A new Formula? Halo safety device and new tyre compounds for 2018

There is an air of anticipation in Melbourne this time of the year, as shiny new cars line up on the grid at Albert Park to kickstart the Formula One season. 

And it is no different in 2018, despite this season being an evolutionary step up from the last year. F1 is set to take a step in the unknown this Sunday with the introduction of the Halo safety device, new regulations that stipulate only three power units (and components) for each driver through 21 races and Pirelli’s introduction of two new compounds — the hypersoft and ultrahard. 

As always, though, the crux of the matter is who is quickest on any given race day and, subsequently, cumulative through the season. Mercedes is the favourite and is gunning for a fifth consecutive Constructors’ title. Ferrari is the usual contender, hoping to win its first championship since 2008. 

Yes, it has been a decade since the Scuderia tasted victorious champagne. Will Sebastian Vettel deliver on what he has promised since joining from Red Bull Racing in 2015? He came close last year, finishing second to Lewis Hamilton by 46 points (less than two race wins), on account of poor reliability from Ferrari in the second half of the season. An improvement is the least to be expected, seeing as the duo will be clashing again this year. 

Mercedes’ Lewis Hamilton (left) and Ferrari’s Sebastian Vettel
Their rivalry has taken a sudden upturn, however. For the first time in F1 history, there are two four-time champions on the same grid and are vying for their fifth title. Michael Schumacher (seven Drivers’ titles) and Juan Manuel Fangio (five titles) are the only two in an elite club, and bookmakers will place good odds on either Hamilton or Vettel joining them. 

Of course, much of this is educated guesswork, since Mercedes and Ferrari comfortably topped the timesheets in winter testing. The former were ever reliable, and notched up 1040 laps between Hamilton and teammate Valtteri Bottas. The latter completed 927 laps between Vettel and Kimi Raikkonen, with the German clocking the quickest winter-testing time (1:17.182) on the last day of testing in Barcelona. 

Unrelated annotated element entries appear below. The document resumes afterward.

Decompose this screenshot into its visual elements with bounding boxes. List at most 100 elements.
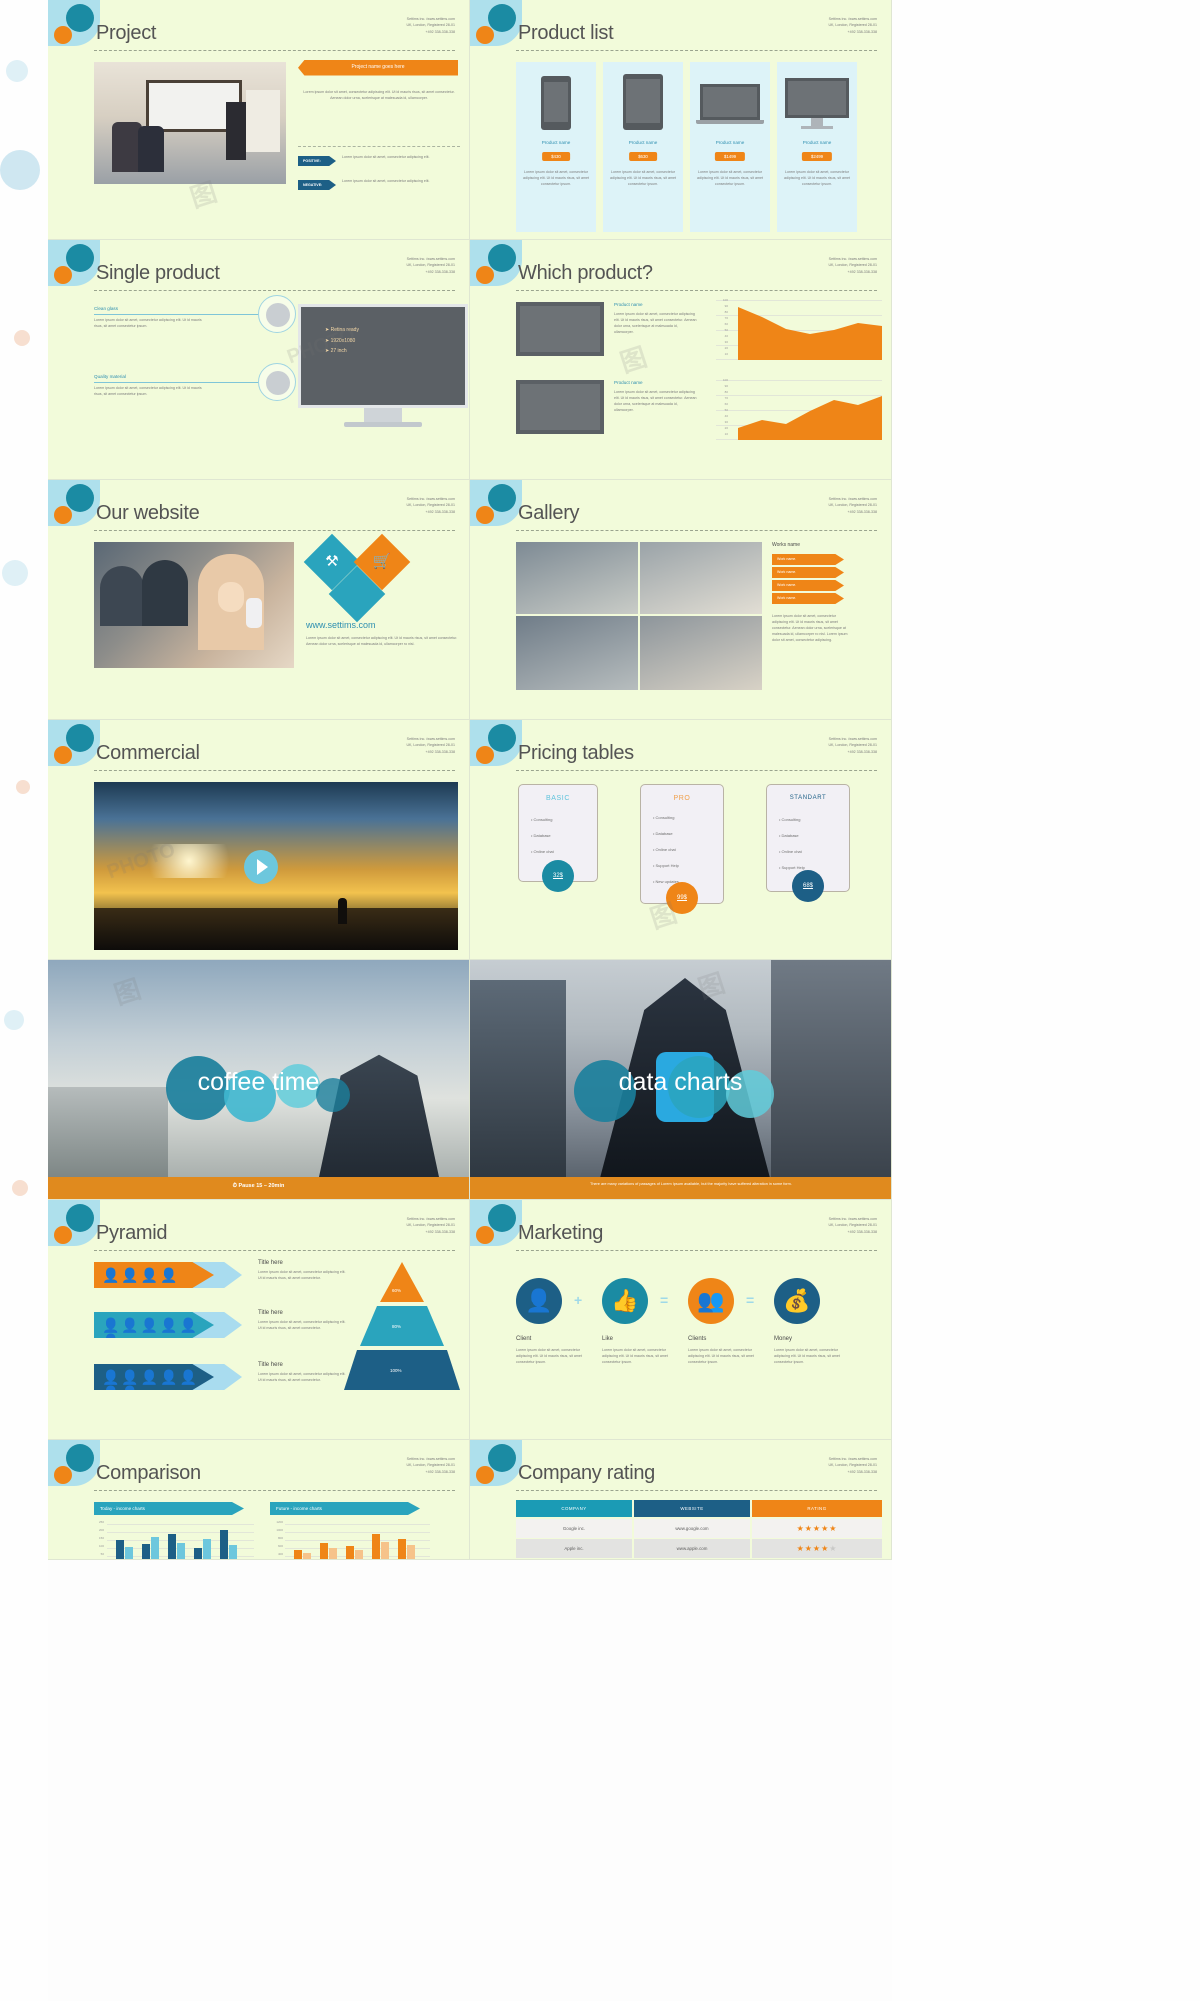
monitor-icon [785, 78, 849, 118]
plan-feature: Database [779, 833, 799, 838]
gallery-image[interactable] [640, 542, 762, 614]
person-icon[interactable]: 👤 [516, 1278, 562, 1324]
product-desc: Lorem ipsum dolor sit amet, consectetur … [523, 170, 589, 186]
group-icon[interactable]: 👥 [688, 1278, 734, 1324]
feature-bullet-circle [258, 295, 296, 333]
money-bag-icon[interactable]: 💰 [774, 1278, 820, 1324]
product-card[interactable]: Product name $2499 Lorem ipsum dolor sit… [777, 62, 857, 232]
title-divider [516, 50, 877, 51]
slide-gallery[interactable]: Gallery Settims inc. /www.settims.com UK… [470, 480, 892, 720]
spec-item: ➤ 1920x1080 [325, 337, 356, 344]
spec-item: ➤ 27 inch [325, 348, 347, 354]
work-label: Work name. [777, 570, 797, 574]
contact-info: Settims inc. /www.settims.com UK, London… [406, 1216, 455, 1235]
contact-line-2: UK, London, Registered 28-01 [406, 263, 455, 268]
contact-line-2: UK, London, Registered 28-01 [828, 503, 877, 508]
slide-data-charts[interactable]: data charts There are many variations of… [470, 960, 892, 1200]
work-item[interactable]: Work name. [772, 554, 844, 565]
chart-a-area [738, 307, 882, 360]
plan-feature: Consulting [779, 817, 801, 822]
work-item[interactable]: Work name. [772, 567, 844, 578]
product-name: Product name [614, 380, 643, 385]
table-header-website: WEBSITE [634, 1500, 750, 1517]
plan-price-basic[interactable]: 32$ [542, 860, 574, 892]
website-photo [94, 542, 294, 668]
slide-deck: Project Settims inc. /www.settims.com UK… [48, 0, 892, 1560]
contact-line-3: +492 338-338-338 [425, 29, 455, 34]
gallery-image[interactable] [516, 542, 638, 614]
feature-label: Quality material [94, 374, 126, 379]
slide-coffee-time[interactable]: coffee time ⏱ Pause 15 – 20min 图 [48, 960, 470, 1200]
work-item[interactable]: Work name. [772, 593, 844, 604]
slide-pricing-tables[interactable]: Pricing tables Settims inc. /www.settims… [470, 720, 892, 960]
teal-circle-icon [66, 724, 94, 752]
orange-circle-icon [476, 26, 494, 44]
contact-info: Settims inc. /www.settims.com UK, London… [828, 1216, 877, 1235]
orange-circle-icon [476, 266, 494, 284]
page-title: Comparison [96, 1462, 201, 1484]
phone-icon [541, 76, 571, 130]
slide-our-website[interactable]: Our website Settims inc. /www.settims.co… [48, 480, 470, 720]
project-photo [94, 62, 286, 184]
decor-dot [0, 150, 40, 190]
slide-pyramid[interactable]: Pyramid Settims inc. /www.settims.com UK… [48, 1200, 470, 1440]
hero-caption-text: There are many variations of passages of… [590, 1182, 792, 1186]
plan-feature: Support Help [653, 863, 679, 868]
slide-company-rating[interactable]: Company rating Settims inc. /www.settims… [470, 1440, 892, 1560]
contact-line-2: UK, London, Registered 28-01 [828, 1463, 877, 1468]
slide-marketing[interactable]: Marketing Settims inc. /www.settims.com … [470, 1200, 892, 1440]
people-icon: 👤👤👤👤👤👤 [102, 1317, 200, 1349]
work-item[interactable]: Work name. [772, 580, 844, 591]
product-name: Product name [802, 140, 832, 145]
slide-comparison[interactable]: Comparison Settims inc. /www.settims.com… [48, 1440, 470, 1560]
slide-single-product[interactable]: Single product Settims inc. /www.settims… [48, 240, 470, 480]
table-cell-website: www.microsoft.com [634, 1559, 750, 1560]
spec-list: ➤ Retina ready ➤ 1920x1080 ➤ 27 inch [325, 325, 359, 357]
feature-rule [94, 382, 279, 383]
step-label: Like [602, 1336, 614, 1342]
website-url[interactable]: www.settims.com [306, 620, 376, 630]
thumbs-up-icon[interactable]: 👍 [602, 1278, 648, 1324]
chart-today-income: 250 200 150 100 50 [94, 1520, 254, 1559]
contact-info: Settims inc. /www.settims.com UK, London… [406, 1456, 455, 1475]
slide-product-list[interactable]: Product list Settims inc. /www.settims.c… [470, 0, 892, 240]
plan-price-pro[interactable]: 99$ [666, 882, 698, 914]
contact-line-3: +492 338-338-338 [847, 749, 877, 754]
slide-commercial[interactable]: Commercial Settims inc. /www.settims.com… [48, 720, 470, 960]
slide-project[interactable]: Project Settims inc. /www.settims.com UK… [48, 0, 470, 240]
operator-equals: = [746, 1292, 755, 1308]
gallery-image[interactable] [516, 616, 638, 690]
feature-text: Lorem ipsum dolor sit amet, consectetur … [94, 318, 202, 328]
contact-line-2: UK, London, Registered 28-01 [406, 1463, 455, 1468]
orange-circle-icon [54, 746, 72, 764]
gallery-image[interactable] [640, 616, 762, 690]
product-card[interactable]: Product name $630 Lorem ipsum dolor sit … [603, 62, 683, 232]
table-cell-rating: ★★★★★ [752, 1519, 882, 1538]
contact-info: Settims inc. /www.settims.com UK, London… [828, 736, 877, 755]
plan-price-standart[interactable]: 68$ [792, 870, 824, 902]
pyramid-row-text: Lorem ipsum dolor sit amet, consectetur … [258, 1270, 346, 1280]
negative-chip: NEGATIVE: [298, 180, 336, 190]
contact-info: Settims inc. /www.settims.com UK, London… [406, 256, 455, 275]
play-icon[interactable] [244, 850, 278, 884]
teal-circle-icon [488, 244, 516, 272]
contact-line-2: UK, London, Registered 28-01 [406, 743, 455, 748]
title-divider [94, 1490, 455, 1491]
slide-which-product[interactable]: Which product? Settims inc. /www.settims… [470, 240, 892, 480]
pyramid-row[interactable]: 👤👤👤👤 [94, 1262, 214, 1288]
page-title: Project [96, 22, 157, 44]
step-label: Money [774, 1336, 793, 1342]
pyramid-row[interactable]: 👤👤👤👤👤👤 [94, 1312, 214, 1338]
plan-feature: Online chat [531, 849, 554, 854]
title-divider [516, 530, 877, 531]
hero-caption: ⏱ Pause 15 – 20min [48, 1183, 469, 1190]
watermark: 图 [616, 341, 651, 379]
orange-circle-icon [476, 506, 494, 524]
product-card[interactable]: Product name $1499 Lorem ipsum dolor sit… [690, 62, 770, 232]
pyramid-row[interactable]: 👤👤👤👤👤👤👤 [94, 1364, 214, 1390]
chart-a: 100 90 80 70 60 50 40 30 20 10 [716, 298, 882, 360]
title-divider [516, 1250, 877, 1251]
plan-feature: Consulting [531, 817, 553, 822]
monitor-stand [811, 118, 823, 126]
product-card[interactable]: Product name $430 Lorem ipsum dolor sit … [516, 62, 596, 232]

Raikkonen later claimed Ferrari could have gone quicker. Mercedes kept quiet, knowing that Vettel had used hypersoft tyres for this record lap. Neither Hamilton nor Bottas used that compound at all in two tests, thus underlining the defending champions’ resolve in achieving reliability in simulated race conditions. At this juncture, a third angle presents itself in this championship battle — could Red Bull make a resurgence and challenge Mercedes, rather than Ferrari? 

The Milton Keynes-based team has been itching to return to top of the championship table, and it could be witnessed in the different manner they have approached the 2018 pre-season. In the last two seasons, Red Bull have brought b-spec cars to the first test and looked to develop their challengers through the summer. This year, chief technical designer Adrian Newey made sure that the RB14 was ready a week before winter testing began. 

“We’re certainly more ready than we were last year and probably every year before that since I’ve been with the team,” said Daniel Ricciardo, after Red Bull ran 783 laps in testing, and finished 0.4 seconds off Mercedes’ pace. Their renewed vigour has been so impressive, that there is a belief in some learned quarters that Ferrari are actually third in the pecking order going into the season-opening Australian GP on March 25. 

Both Ricciardo and his 20-year-old teammate Max Verstappen are desperate for their maiden F1 titles. For the former, this is his last season with Red Bull before contract negotiations begin afresh. There are rumours that he is eyeing up a seat at either Ferrari or Mercedes as well, depending on how 2018 pans out. If he does jump ship, he will need the “champion” tag to go toe-to-toe with either Vettel or Hamilton in those teams. 

Staying put is also an option, but perhaps not if Verstappen beats him to the title and emerges as the prime force at Red Bull. It is a matter of when, and not if, for the Dutch driver has shown immense skill and craft since making his F1 bow in 2014. He is a definitive “champion in waiting” and the future star for this sport, whose formative years happen to have coincided with the best Hamilton and Vettel have to offer. 

On Thursday, just under four days before the lights go out in Melbourne, both Hamilton and Vettel were asked in the FIA press conference if the 2018 champion could be someone else. “Hopefully, he will be the one sitting here,” replied Vettel, while his rival smiled. Ricciardo, sitting next to the duo, flashed his trademark toothy grin. Only time will tell.